Les Frères bouderont-ils les législatives ? (Photo : Reuters)
Le boycott, c’est ce qui a été annoncé officiellement par la confrérie et ladite «
Coalition du soutien à la légitimité », regroupant les Frères et leurs alliés islamistes. Hamza Zawbae, cadre du Parti Liberté et justice, bras politique de la confrérie, a affirmé que les Frères ne participeront pas aux législatives, que ce soit sous la bannière de la confrérie ou pas. Ahmad Badie, porte-parole de leur allié Al-Watan, a également annoncé que la coalition était presque unanime pour boycotter le scrutin. Une position qui rime avec leur rejet de la feuille de route annoncée suite à la destitution du président Mohamad Morsi, le 3 juillet dernier.
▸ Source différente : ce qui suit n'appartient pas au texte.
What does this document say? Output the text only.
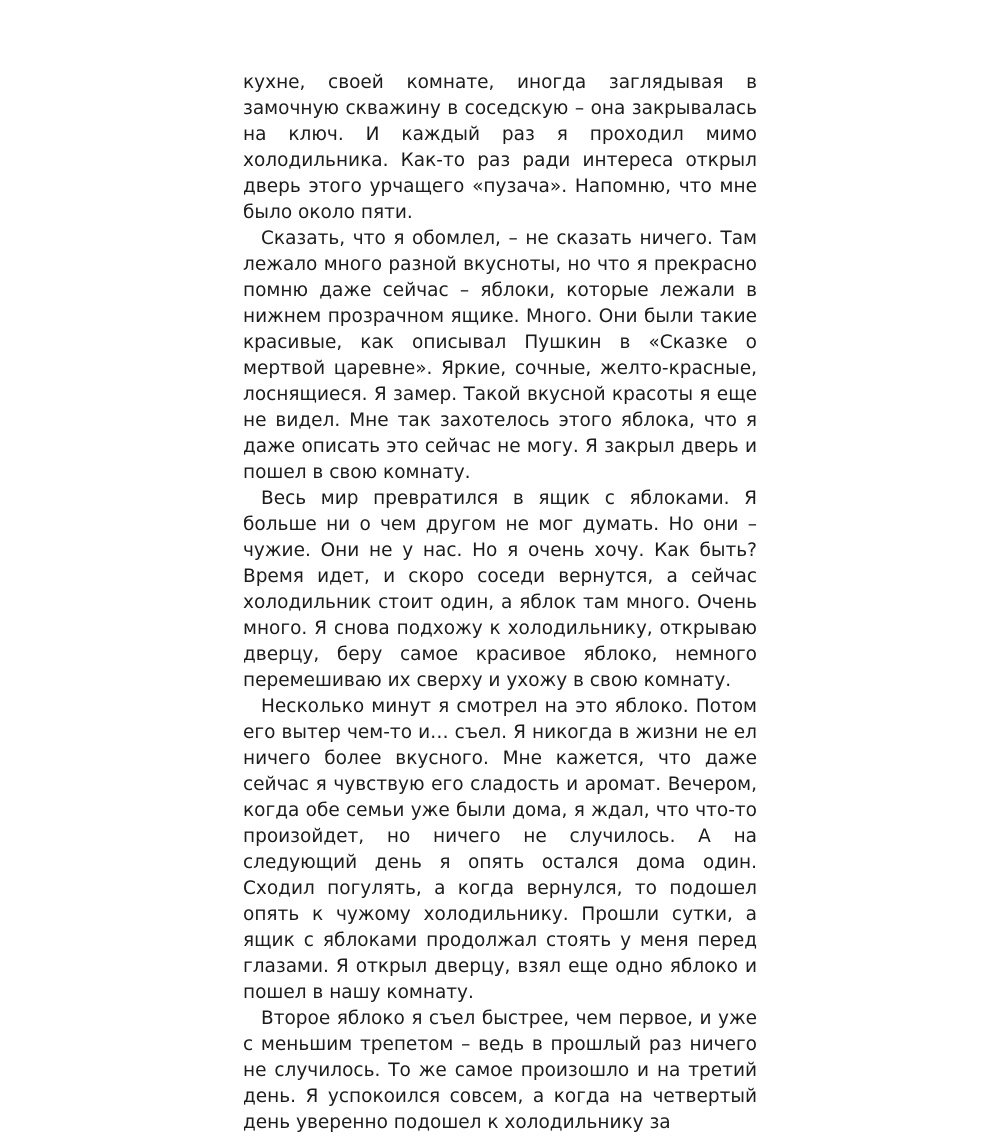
кухне, своей комнате, иногда заглядывая в замочную скважину в соседскую – она закрывалась на ключ. И каждый раз я проходил мимо холодильника. Как-то раз ради интереса открыл дверь этого урчащего «пузача». Напомню, что мне было около пяти.

Сказать, что я обомлел, – не сказать ничего. Там лежало много разной вкусноты, но что я прекрасно помню даже сейчас – яблоки, которые лежали в нижнем прозрачном ящике. Много. Они были такие красивые, как описывал Пушкин в «Сказке о мертвой царевне». Яркие, сочные, желто-красные, лоснящиеся. Я замер. Такой вкусной красоты я еще не видел. Мне так захотелось этого яблока, что я даже описать это сейчас не могу. Я закрыл дверь и пошел в свою комнату.

Весь мир превратился в ящик с яблоками. Я больше ни о чем другом не мог думать. Но они – чужие. Они не у нас. Но я очень хочу. Как быть? Время идет, и скоро соседи вернутся, а сейчас холодильник стоит один, а яблок там много. Очень много. Я снова подхожу к холодильнику, открываю дверцу, беру самое красивое яблоко, немного перемешиваю их сверху и ухожу в свою комнату.

Несколько минут я смотрел на это яблоко. Потом его вытер чем-то и… съел. Я никогда в жизни не ел ничего более вкусного. Мне кажется, что даже сейчас я чувствую его сладость и аромат. Вечером, когда обе семьи уже были дома, я ждал, что что-то произойдет, но ничего не случилось. А на следующий день я опять остался дома один. Сходил погулять, а когда вернулся, то подошел опять к чужому холодильнику. Прошли сутки, а ящик с яблоками продолжал стоять у меня перед глазами. Я открыл дверцу, взял еще одно яблоко и пошел в нашу комнату.

Второе яблоко я съел быстрее, чем первое, и уже с меньшим трепетом – ведь в прошлый раз ничего не случилось. То же самое произошло и на третий день. Я успокоился совсем, а когда на четвертый день уверенно подошел к холодильнику за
Toutefois, certains observateurs estiment que les Frères sont conscients de la nécessité de se rallier au processus politique et ne rateront pas une dernière chance pour renaître de leurs cendres. Pour Ibrahim Al-Hodeibi, spécialiste des mouvements islamistes, il ne fait aucun doute que les Frères participeront aux législatives. « Les Frères sont conscients qu’ils sont actuellement dans l’impasse après avoir perdu du terrain politique et du soutien populaire. D’autant plus qu’ils ont aussi réalisé que les soutiens étrangers ont reculé. C’est pourquoi ils ne tarderont pas à reprendre leur pragmatisme politique et ne rateront pas l’occasion de reconquérir le futur Parlement », affirme Al-Hodeibi.
D’après le jeune chercheur, le pragmatisme qui caractérise la confrérie poussera les Frères à modifier leur stratégie de la ligne dure. La participation des Frères aux élections des syndicats professionnels ainsi que la présence d’un cadre du Parti Liberté et justice récemment à un colloque sur la loi de l’exercice des droits politiques, sont des indices qui révèlent leur volonté de renaître sur la scène politique, après avoir raté toutes les opportunités de réconciliation proposées.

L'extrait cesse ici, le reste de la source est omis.